1/1/10

ME AND ORSON WELLES: HALF GREAT


Me and Orson Welles
Directed by Richard Linklater

CinemaNX, 107 mins.
* * *

Me and Orson Welles is half of a great film. See if for several fine performances, its glimpse into 1930s New York City, and its broad, but powerful character sketch of Orson Welles. Do not expect to see uniformly great acting, a scintillating script, or visionary filmmaking.

The action, such as it is, revolves around New York’s legendary Mercury Theatre, a cast assembled by the steady John Houseman and the (ahem!) mercurial Orson Welles. Mercury assembled some of the finest actors of that generation: Welles, Anne Baxter, George Colouris, Joseph Cotton, Hans Conreid, Will Geer, Norman Lloyd, Agnes Morehead, Paul Stewart…. The Mercury players won fame (and infamy) for radio plays such as Dracula, Treasure Island, and The War of the Worlds, but it also did live theater.

The film story takes place during a few hectic weeks in 1937 as Welles and Houseman scramble to stage Julius Caesar. Welles (Christian McKay) presented it as a parallel to fascist Italy, a pathbreaking interpretation that remains the longest-running production of the play to date. Before it opened, however, chaos reigned as actors struggled to grasp Welles’s vision and cope with his whims, anger, and ego. Into this mess steps young Richard Samuels (Zac Efron), a high school student smitten with the stage and Mercury Theater’s office manager Sonja Jones (Claire Danes). Richard snags a minor role in the play and becomes the “Me” of the film’s title.

There are several fine secondary performances, many of them turned in by veterans of the British stage. Ben Chaplin plays George Colouris with a deft balance of braggadocio and near-crippling self-doubt. In like fashion, James Tupper portrays Joseph Cotton as an elegant rake who knows exactly when to advance and when to retreat to the shadows. One wishes also that Eddie Marsan had been given more screen time to air his Houseman, whom he shows as warring between his pacific and neurotic natures. Many Mercury Theatre associates railed at Welles, but Houseman’s was one of the few voices to register.

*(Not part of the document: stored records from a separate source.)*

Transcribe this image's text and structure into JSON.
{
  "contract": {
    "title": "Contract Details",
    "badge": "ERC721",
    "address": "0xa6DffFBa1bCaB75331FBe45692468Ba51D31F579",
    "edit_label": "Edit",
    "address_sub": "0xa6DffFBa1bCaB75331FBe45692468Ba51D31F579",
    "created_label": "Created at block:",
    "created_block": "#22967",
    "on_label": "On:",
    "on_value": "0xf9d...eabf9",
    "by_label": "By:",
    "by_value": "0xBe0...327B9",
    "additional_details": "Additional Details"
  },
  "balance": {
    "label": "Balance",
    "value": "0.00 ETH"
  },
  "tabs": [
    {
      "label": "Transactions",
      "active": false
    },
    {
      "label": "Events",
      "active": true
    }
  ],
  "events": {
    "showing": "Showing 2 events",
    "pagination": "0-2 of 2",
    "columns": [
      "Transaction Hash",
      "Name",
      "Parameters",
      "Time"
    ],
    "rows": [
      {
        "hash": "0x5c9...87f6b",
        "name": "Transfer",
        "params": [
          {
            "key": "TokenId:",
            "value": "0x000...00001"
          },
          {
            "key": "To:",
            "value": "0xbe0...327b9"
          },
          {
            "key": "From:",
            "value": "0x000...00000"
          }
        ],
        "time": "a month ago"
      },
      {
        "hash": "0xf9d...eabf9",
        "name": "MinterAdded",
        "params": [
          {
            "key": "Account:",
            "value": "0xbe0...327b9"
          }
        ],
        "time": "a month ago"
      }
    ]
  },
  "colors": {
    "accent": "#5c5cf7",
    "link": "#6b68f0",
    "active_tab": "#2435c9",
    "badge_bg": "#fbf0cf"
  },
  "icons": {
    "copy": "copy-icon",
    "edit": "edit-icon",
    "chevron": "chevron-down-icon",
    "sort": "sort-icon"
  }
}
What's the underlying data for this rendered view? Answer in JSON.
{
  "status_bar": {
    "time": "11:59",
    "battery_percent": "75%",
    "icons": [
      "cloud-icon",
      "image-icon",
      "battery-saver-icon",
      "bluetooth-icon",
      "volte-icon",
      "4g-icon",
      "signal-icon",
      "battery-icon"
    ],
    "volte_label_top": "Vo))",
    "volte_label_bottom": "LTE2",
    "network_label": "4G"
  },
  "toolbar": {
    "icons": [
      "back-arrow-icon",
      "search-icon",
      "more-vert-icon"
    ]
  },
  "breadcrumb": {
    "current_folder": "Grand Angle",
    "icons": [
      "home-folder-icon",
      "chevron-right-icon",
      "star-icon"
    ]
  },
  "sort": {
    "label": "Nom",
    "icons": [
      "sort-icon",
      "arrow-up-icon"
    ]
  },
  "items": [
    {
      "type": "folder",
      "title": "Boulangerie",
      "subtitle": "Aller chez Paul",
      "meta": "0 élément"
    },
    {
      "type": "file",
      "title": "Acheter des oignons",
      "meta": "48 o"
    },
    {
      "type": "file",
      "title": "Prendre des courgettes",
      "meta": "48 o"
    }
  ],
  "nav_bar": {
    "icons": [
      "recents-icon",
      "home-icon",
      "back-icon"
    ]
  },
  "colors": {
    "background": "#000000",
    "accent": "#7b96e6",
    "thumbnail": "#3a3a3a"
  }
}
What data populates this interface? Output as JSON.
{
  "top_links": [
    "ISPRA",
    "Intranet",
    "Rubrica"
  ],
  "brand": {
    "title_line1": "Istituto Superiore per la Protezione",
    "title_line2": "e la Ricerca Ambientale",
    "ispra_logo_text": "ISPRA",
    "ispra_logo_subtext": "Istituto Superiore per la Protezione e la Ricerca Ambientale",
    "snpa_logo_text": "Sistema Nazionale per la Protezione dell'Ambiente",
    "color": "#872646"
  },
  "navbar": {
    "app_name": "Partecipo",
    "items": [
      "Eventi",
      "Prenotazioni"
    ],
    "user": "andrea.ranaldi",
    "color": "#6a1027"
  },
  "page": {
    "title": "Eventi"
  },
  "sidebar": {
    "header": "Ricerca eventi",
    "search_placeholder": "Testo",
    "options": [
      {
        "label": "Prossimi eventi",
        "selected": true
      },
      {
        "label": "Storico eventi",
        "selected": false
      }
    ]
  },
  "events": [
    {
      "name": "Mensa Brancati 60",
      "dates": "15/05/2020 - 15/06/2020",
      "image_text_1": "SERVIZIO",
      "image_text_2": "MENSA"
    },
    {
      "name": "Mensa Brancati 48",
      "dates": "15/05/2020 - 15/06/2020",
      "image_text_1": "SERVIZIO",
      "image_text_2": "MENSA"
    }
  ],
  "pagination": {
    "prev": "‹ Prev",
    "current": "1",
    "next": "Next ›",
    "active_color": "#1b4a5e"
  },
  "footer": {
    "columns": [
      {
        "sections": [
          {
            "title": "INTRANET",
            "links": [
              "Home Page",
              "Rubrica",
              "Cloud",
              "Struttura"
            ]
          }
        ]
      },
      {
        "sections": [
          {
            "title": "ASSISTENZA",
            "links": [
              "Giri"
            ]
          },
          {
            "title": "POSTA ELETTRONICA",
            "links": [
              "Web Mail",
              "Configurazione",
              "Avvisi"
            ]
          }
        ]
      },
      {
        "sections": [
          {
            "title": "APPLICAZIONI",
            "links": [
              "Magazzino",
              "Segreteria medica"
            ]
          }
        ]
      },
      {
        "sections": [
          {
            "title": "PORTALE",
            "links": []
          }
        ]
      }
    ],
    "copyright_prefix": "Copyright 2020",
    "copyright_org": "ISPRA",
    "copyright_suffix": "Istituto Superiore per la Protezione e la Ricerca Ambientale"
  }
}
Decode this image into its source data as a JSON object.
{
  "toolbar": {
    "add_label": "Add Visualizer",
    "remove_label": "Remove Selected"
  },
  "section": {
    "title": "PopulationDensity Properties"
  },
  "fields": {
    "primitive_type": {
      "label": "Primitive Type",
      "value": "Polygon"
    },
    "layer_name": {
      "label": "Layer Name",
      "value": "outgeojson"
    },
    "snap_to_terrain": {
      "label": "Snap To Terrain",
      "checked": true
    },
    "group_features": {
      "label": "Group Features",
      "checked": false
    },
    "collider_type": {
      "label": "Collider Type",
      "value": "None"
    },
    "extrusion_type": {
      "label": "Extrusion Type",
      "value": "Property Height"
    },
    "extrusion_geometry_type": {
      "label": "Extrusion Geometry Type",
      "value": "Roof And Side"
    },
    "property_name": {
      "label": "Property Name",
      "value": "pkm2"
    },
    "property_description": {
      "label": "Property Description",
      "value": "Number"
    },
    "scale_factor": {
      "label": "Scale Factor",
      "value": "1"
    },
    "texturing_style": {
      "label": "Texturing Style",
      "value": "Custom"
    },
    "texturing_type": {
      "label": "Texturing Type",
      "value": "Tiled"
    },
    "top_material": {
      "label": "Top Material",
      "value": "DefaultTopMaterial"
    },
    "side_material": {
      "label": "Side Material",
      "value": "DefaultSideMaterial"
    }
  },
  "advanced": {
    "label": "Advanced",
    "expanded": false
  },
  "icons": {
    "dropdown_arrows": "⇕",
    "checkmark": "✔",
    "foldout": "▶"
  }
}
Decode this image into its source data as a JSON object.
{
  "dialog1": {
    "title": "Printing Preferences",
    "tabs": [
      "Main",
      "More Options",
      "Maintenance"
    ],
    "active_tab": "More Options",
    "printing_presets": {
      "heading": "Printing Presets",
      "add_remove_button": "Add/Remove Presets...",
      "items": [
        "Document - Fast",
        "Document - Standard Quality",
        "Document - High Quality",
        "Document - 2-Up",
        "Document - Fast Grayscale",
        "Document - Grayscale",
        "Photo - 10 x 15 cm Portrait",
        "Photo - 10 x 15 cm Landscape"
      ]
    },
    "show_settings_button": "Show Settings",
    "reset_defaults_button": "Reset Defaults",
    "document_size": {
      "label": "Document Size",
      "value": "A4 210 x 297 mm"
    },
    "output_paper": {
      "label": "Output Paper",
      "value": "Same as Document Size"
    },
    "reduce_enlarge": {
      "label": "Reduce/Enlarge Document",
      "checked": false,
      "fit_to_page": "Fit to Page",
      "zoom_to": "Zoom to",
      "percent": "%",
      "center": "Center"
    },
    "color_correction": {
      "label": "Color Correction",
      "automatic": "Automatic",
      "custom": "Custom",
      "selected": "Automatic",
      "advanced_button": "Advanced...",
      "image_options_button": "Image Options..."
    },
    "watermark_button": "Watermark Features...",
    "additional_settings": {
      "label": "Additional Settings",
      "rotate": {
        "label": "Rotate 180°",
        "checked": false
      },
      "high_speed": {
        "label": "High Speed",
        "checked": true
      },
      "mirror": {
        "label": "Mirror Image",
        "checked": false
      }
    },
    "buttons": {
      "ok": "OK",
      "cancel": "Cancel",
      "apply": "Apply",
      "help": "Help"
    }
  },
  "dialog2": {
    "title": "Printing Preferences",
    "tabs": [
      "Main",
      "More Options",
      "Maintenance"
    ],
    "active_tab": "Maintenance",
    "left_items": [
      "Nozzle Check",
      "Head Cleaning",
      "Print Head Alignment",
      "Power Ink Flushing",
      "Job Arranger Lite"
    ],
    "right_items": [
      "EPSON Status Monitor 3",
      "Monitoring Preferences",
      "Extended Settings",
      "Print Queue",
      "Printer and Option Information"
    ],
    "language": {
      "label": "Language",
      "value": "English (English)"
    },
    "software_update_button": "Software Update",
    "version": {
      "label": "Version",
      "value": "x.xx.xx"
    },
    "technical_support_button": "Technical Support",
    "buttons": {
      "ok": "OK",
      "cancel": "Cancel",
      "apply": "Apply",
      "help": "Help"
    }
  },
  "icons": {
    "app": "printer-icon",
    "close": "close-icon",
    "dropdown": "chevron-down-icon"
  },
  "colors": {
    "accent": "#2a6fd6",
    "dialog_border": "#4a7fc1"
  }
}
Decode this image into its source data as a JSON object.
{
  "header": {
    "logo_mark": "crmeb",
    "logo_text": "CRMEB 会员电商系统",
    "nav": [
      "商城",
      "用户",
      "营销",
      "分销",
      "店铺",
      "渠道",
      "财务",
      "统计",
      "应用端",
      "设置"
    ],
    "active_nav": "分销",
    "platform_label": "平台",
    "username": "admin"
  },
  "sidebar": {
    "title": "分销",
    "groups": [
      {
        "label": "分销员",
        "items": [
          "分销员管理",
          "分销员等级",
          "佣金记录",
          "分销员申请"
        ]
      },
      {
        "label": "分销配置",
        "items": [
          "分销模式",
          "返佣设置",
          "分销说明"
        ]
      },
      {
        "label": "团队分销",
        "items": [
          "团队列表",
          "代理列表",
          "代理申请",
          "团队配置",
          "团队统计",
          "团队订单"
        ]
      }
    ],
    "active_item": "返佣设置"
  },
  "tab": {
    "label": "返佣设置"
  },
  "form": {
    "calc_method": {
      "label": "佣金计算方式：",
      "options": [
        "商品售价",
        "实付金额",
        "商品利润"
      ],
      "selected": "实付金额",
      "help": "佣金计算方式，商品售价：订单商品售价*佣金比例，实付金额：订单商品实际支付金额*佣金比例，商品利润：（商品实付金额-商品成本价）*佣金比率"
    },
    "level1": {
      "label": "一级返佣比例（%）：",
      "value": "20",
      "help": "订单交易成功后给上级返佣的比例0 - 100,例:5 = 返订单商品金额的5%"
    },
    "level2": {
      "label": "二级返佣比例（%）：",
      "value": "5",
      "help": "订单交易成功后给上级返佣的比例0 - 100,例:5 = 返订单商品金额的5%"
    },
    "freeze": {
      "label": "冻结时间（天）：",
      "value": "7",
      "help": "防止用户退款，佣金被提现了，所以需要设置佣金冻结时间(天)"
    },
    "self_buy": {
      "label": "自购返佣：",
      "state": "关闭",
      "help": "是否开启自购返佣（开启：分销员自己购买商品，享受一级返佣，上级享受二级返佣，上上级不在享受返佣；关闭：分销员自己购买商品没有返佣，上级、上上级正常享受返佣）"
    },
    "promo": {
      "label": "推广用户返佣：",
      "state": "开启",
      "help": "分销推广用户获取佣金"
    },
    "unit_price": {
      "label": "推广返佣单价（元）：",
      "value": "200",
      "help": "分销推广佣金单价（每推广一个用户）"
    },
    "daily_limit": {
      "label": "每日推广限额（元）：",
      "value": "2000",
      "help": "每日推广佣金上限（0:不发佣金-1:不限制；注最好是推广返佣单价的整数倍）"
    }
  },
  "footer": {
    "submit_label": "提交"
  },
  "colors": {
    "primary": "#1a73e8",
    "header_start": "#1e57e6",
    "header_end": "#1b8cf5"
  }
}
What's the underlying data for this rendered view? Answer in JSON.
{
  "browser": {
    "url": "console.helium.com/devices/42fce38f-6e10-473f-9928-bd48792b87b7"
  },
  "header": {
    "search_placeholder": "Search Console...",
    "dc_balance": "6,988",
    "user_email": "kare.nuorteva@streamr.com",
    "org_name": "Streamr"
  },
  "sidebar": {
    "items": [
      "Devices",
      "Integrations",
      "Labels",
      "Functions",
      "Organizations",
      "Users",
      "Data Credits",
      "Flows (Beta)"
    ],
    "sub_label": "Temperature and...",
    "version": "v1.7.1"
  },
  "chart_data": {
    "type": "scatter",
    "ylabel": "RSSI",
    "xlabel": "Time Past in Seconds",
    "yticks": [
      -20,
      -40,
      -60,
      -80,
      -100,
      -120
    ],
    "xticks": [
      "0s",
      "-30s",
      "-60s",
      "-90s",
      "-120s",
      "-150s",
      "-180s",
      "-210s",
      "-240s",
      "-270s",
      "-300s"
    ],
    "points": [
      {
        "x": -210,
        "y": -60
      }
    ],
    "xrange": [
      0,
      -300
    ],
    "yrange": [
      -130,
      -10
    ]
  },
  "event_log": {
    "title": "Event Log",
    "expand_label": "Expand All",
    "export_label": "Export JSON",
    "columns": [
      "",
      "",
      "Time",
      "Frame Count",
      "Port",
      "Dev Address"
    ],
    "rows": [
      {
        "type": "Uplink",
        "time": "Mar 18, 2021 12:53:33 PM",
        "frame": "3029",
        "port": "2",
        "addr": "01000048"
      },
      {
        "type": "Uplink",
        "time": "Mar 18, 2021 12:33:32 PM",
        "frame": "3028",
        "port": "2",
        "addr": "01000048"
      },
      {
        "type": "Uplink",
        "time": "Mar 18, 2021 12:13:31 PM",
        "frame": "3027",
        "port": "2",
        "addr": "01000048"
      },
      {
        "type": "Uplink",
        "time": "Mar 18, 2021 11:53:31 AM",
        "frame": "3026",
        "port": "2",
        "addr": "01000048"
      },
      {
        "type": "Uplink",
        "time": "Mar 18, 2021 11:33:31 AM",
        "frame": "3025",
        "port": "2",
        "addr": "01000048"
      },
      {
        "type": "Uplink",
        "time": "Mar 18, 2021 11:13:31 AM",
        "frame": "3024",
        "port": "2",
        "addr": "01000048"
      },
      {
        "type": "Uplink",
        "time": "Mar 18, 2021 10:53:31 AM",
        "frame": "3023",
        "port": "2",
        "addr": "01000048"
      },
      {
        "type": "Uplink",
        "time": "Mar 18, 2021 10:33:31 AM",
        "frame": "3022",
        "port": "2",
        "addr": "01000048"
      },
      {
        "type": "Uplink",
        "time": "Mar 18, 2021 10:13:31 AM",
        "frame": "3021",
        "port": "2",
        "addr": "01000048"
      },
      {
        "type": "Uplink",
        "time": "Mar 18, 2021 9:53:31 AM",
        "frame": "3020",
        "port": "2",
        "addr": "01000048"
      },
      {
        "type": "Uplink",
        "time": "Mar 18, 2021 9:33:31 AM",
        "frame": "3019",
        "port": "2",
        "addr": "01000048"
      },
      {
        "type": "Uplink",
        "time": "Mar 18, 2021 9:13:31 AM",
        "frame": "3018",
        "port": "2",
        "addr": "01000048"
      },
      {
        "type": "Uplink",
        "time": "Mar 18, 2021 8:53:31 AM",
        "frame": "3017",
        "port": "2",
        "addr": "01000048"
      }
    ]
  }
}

Would that everyone was as good as these three and McKay. Leo Bill looks good as Norman Lloyd and is occasionally great, but he also falls prey to histrionics. Claire Danes is competent as the sassy Jones, a woman perfectly willing to sleep with whomever it takes to land a job with David O. Selznik. Danes, who is thirty, doesn’t pull off the 1930s look, however. She’s supposed to be a seductive lass in her twenties, but she looks more like shopworn mid-forties.

The weakest role by far is Zac Efron’s Richard. Efron is mostly a TV actor and it shows. He’s supposed to be seventeen, but he plays it a made-for-television seventeen in which he has a teen’s cockiness down cold, but without the gnawing doubts and awkwardness that go with the chronological turf. In scenes where he’s supposed to pine, he’s as wooden as an oak.

As for the direction, well…it’s classic Richard Linklater in that it looks better than it is. He’s done visually appealing stuff with costuming, props, and recreating Depression Era venues such as the Comedy Theater and the Metropolitan Museum of Art. As in other Linklater films (Slacker, Waking Life, Before Sunrise, The School of Rock) it’s all shiny, a surface sheen he hopes will blind viewers to a lack of depth. The foreshadowing homages Linklater inserts for Welles aficionados seem more contrived than clever, especially a telegraphed passage lifted from The Magnificent Ambersons. The overall script feels more improvised than written, and let’s face it, the hook of a movie about a director having trouble staging his play is not exactly the cold fusion of novelty.

What makes *any* of this work is Christian McKay’s stunning portrayal of Welles. It is a performance not to be missed and surely one of the year’s finest. Welles is shown as an unpredictable tempest of cyclonic energy, a genius but one who puts the “I” in egotism. When the storm blows, no one eats, sleeps, or dares protest until Welles’s spit-and-anger fury burns off. McKay doesn’t just *play* Welles; he inhabits the role physically and temperamentally. Were it not for an ever-so-slightly higher voice you’d swear that Welles had risen from the grave. He’s so good, in fact, that the *Me* role of Richard seems superfluous. We are supposed to infer that Welles—though he played Brutus—is akin to Caesar. In truth, a much better title (and focus) for this film would have been The Making of Citizen Kane.